LONDON (AP) ¿ The British government allowed Northern Rock to continue making risky loans for another six months after it became the first bank to receive a state bailout, a report by a public spending watchdog revealed Friday.

In the most damning review so far of the government's ability to contain the financial crisis, the National Audit Office also said the Treasury knew about shortcomings in banking oversight as far back as 2004 ¿ but did not make the issue a priority.

The office concluded overall that the government was right to step in and take control of Northern Rock given the potential loss to taxpayers from a private sale, but that finding was overshadowed by critical detail in its 58-page report revealing that lawmakers were underprepared and slow to respond to the crisis.

"The government dithered over this for months and a great deal of damage was done," Vince Cable, a lawmaker in the opposition Liberal Democrat party, told the BBC.

Cable added that the government appeared to have learned from some of its early mistakes, but said that concerns remained about the government's ability to direct other banks it has since taken majority stakes in, including the Royal Bank of Scotland, one of the world's biggest financial groups.

The audit office said the Treasury was aware in 2004 of "potential shortcomings" in its plans to deal with failing banks. However, it was "not judged by the Treasury to be a priority in a benign economic environment."

Just three years later, the credit crunch led to the collapse of Northern Rock and began a banking crisis that drove Britain into recession.

The report said that Northern Rock continued to give mortgages of up to 125 percent of the value of a home from the time it received emergency funds from the Bank of England in September 2007 until shortly before its nationalization in February 2008.

At that time, the government was struggling to calm panic among customers that resulted in the country's first bank run in more a century.

"While depositors were queuing up outside branches to withdraw their money and the Treasury was pouring public money in to stabilise the Rock, the bank was still ploughing on with awarding mortgages up to 125 percent of a property's value," said Edward Leigh, an opposition Conservative lawmaker and chairman of the Public Accounts Select Committee. "Why didn't the Treasury demand an immediate stop to the reckless lending that got the bank into trouble in the first place?"

The audit office said the Treasury also failed to properly assess the risk or challenge Northern Rock's overly optimistic business plans when it was considering nationalization, noting that a more detailed assessment would have uncovered a much higher level of mortgage arrears than the lender had previously admitted.

Northern Rock's business plan was based on a 5 percent fall in house prices in 2008, yet house prices dropped 15.9 percent over that year. The lender's 585 million pound loss in the first half of last year was also far worse than its 300 million pound base estimate.

"The Treasury could ... have conducted a more systematic assessment of the risks it was taking on and more thoroughly tested the bank's initial business plan in public ownership," said Tim Burr, head of the audit office.

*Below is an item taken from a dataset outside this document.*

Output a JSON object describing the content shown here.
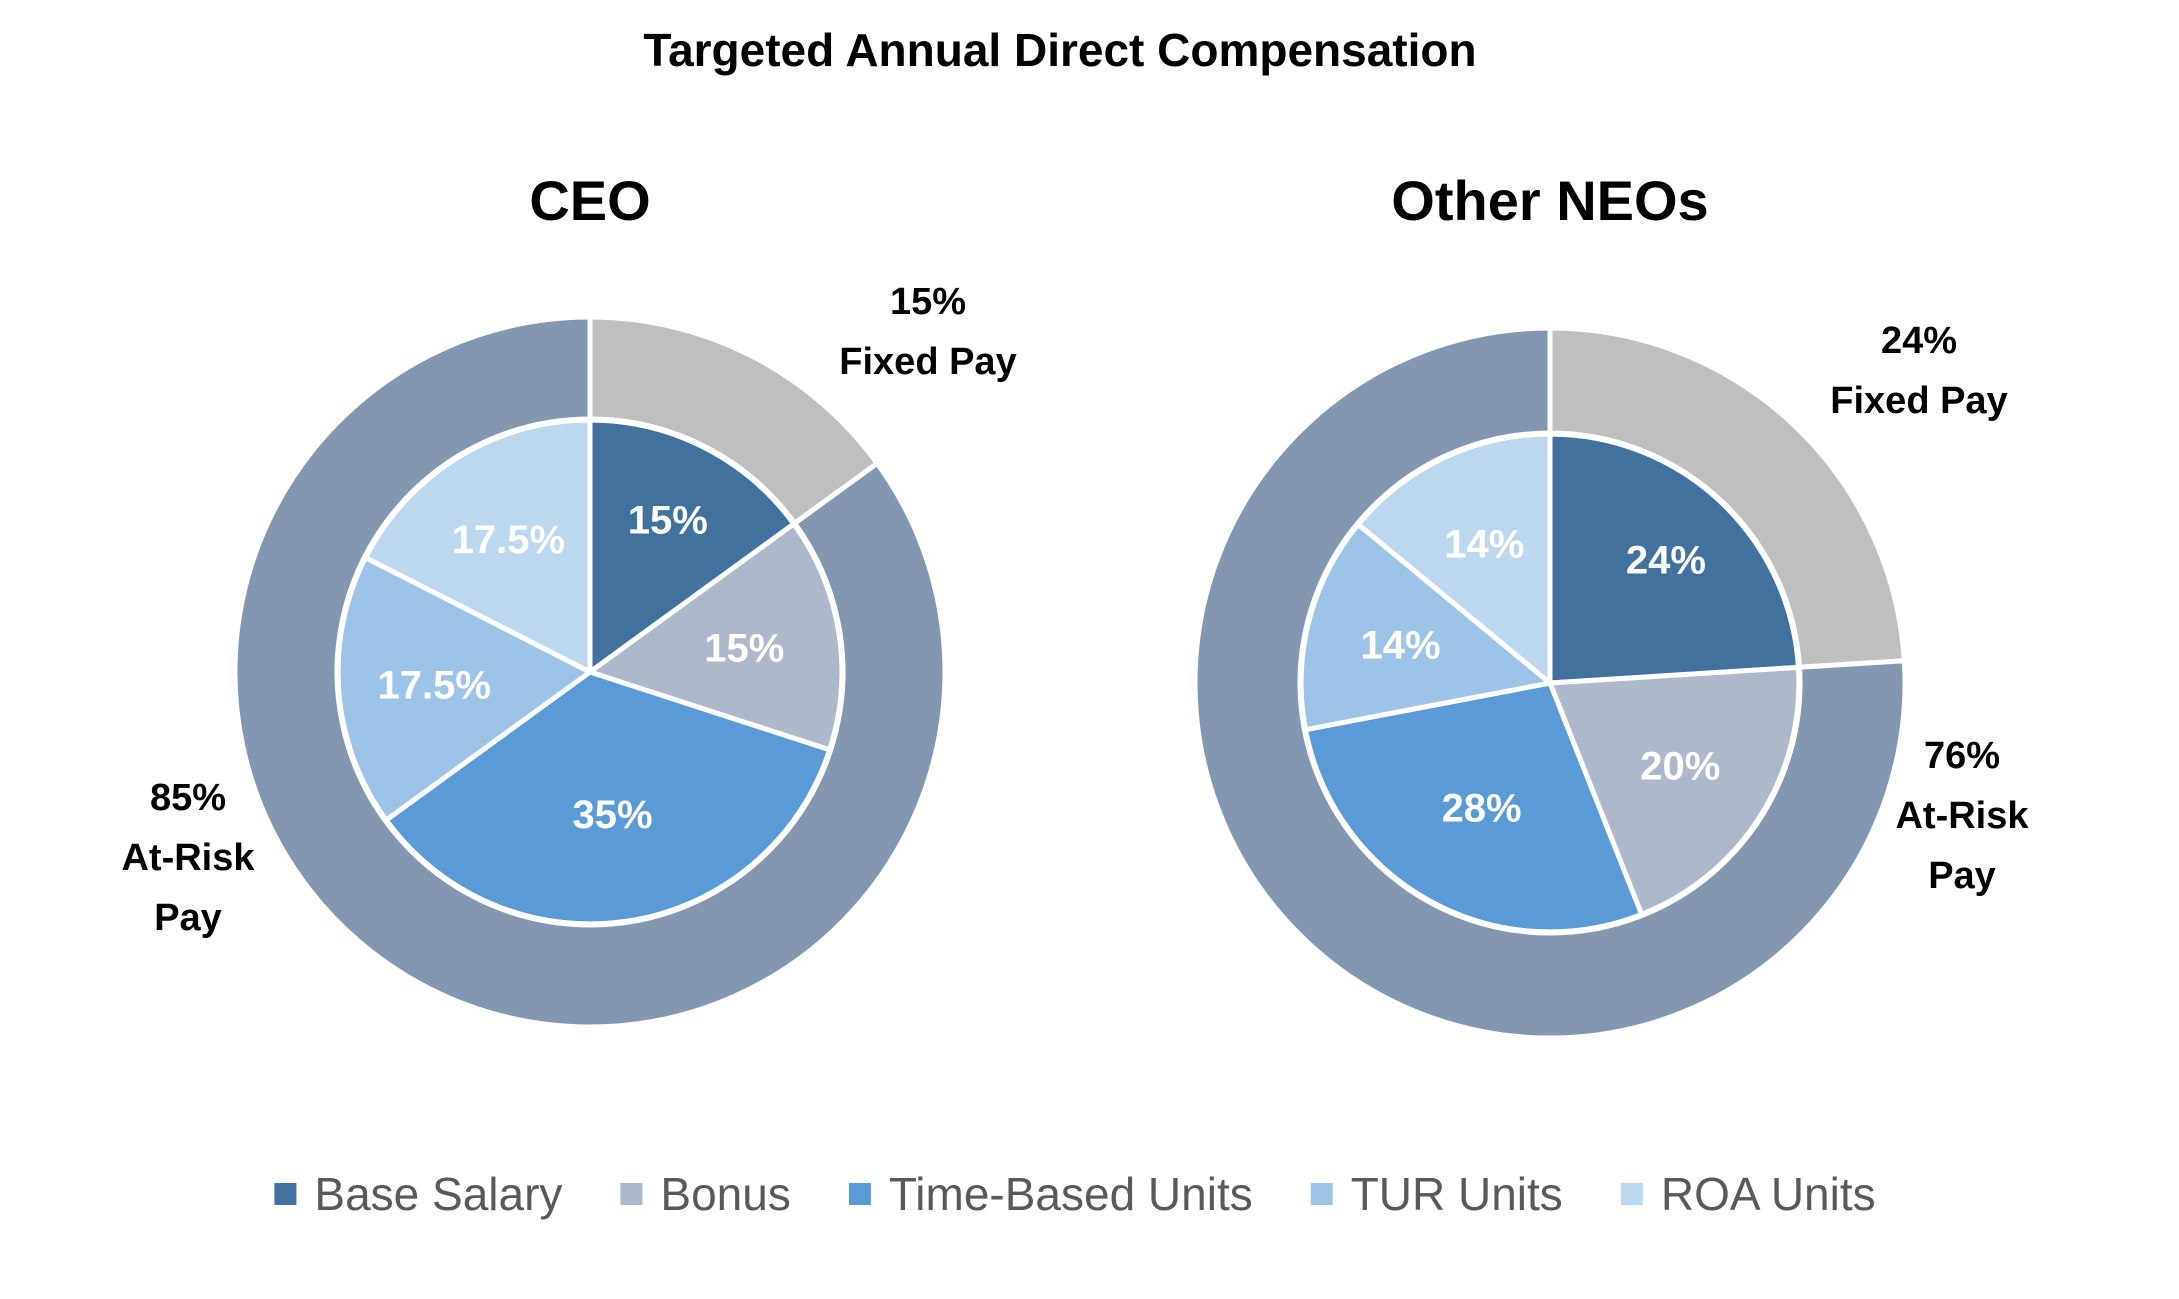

The lack of expertise at the Treasury was highlighted by a massive 79 million pounds paid in advisory fees on the deal, including 27 million pounds incurred directly by the Treasury and 39 million pounds spent by Northern Rock.

The audit office said the Treasury "learned lessons from its experience" and was "better prepared" by the time the government nationalized mortgage lender Bradford & Bingley PLC in September 2008. The following month it took stakes in Royal Bank of Scotland Group PLC and Lloyds Banking Group PLC.

Prime Minister Gordon Brown's office said that risky mortgages were stopped as soon as the government obtained the legal powers to do so and that the Treasury began making preparations for the possible collapse of a major financial institution after concerns were raised in 2004.

"But as the Chancellor and the Prime Minister have also said, there will be lessons that we have to learn from the global financial downturn," a spokesman for Brown's office said on customary condition of anonymity.